Don’t let Black Friday be a dark day for online security

10 tips to help you stay safe while shopping online this Black Friday.

24 November 2017

Black Friday and Cyber Monday, has retailers lowering prices and creating promotions to tempt us to part with our hard-earned cash, and deals have been appearing at least a week in advance.

Unfortunately, as with any major event, cybercriminals will also grab the opportunity to make more money with fraudulent phishing emails, scams and fake websites. 

Data breaches, such as the one reported recently by retailer Forever 21, can expose your personal information and payment card data. 

So stay vigilant and follow these 10 tips:

  1.  If you see a promotional offer in an email or in search results that’s too good to be true, then it probably is. Finding an item from an unrecognised vendor with the best price and immediate shipping is cause for concern. Limit your online shopping to websites of online retailers that you recognise and trust.

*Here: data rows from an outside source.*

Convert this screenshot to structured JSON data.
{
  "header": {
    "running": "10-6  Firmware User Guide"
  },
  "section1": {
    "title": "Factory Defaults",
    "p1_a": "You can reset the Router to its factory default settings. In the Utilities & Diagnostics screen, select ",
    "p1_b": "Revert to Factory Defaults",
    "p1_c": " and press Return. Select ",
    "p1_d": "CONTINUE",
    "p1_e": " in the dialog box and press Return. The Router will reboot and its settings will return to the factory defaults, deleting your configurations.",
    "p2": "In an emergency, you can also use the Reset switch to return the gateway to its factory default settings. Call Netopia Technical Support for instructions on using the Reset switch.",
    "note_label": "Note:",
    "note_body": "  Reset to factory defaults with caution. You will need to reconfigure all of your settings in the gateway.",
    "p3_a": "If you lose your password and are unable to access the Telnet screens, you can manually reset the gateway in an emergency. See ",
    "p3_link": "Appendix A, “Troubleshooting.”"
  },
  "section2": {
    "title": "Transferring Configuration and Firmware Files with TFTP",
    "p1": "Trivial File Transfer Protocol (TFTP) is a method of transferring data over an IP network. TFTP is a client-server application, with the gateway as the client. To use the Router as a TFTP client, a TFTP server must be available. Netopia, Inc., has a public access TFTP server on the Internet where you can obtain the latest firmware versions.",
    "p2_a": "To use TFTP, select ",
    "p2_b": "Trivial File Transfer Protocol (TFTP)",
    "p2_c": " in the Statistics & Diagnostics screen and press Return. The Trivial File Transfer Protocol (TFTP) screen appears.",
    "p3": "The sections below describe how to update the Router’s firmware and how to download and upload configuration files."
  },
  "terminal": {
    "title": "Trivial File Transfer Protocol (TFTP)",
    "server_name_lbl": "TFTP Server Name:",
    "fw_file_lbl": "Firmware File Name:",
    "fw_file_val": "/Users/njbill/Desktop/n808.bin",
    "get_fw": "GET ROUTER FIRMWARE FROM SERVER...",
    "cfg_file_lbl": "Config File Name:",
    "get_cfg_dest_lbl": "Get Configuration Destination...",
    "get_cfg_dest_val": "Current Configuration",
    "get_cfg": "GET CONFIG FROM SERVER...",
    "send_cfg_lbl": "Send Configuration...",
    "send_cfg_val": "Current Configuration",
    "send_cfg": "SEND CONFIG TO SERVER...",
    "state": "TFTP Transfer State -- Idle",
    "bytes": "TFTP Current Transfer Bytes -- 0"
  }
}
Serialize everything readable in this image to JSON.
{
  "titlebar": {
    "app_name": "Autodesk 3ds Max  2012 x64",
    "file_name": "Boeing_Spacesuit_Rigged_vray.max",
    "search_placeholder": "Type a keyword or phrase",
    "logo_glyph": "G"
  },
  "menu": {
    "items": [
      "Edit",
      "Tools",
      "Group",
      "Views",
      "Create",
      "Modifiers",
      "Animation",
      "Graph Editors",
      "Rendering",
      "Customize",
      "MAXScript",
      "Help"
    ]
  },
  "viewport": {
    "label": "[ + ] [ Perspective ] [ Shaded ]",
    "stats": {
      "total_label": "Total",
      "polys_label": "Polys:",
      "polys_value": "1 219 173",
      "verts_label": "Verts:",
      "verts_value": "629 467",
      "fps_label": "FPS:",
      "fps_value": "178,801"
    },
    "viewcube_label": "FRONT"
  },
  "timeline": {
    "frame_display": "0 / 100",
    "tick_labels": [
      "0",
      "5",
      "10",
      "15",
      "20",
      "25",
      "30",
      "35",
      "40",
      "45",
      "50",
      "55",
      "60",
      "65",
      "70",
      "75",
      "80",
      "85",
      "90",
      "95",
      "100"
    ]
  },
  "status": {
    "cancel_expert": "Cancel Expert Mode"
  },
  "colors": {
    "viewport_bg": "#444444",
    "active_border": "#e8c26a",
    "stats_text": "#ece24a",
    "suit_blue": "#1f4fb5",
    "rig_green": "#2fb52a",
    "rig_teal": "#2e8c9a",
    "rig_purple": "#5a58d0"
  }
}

  2. Always look for the padlock and the https:// at the beginning of the website address, which indicates that communication between you and the site is encrypted and any data you send can’t be seen by anyone intercepting the traffic.

  3. Don’t make purchases while using public Wi-Fi networks, as they are indeed “public.” Hackers can lurk on public networks and intercept traffic or redirect you to sites that may look like the one you expected but are fake. Also, in public places, someone can look over your shoulder and copy your password and account information as you type it in.

  4. If you need to make a purchase when not on a secure Wi-Fi location (such as your home), utilise your cell phone’s mobile network instead. Using your cell phone’s mobile network provides a private internet connection.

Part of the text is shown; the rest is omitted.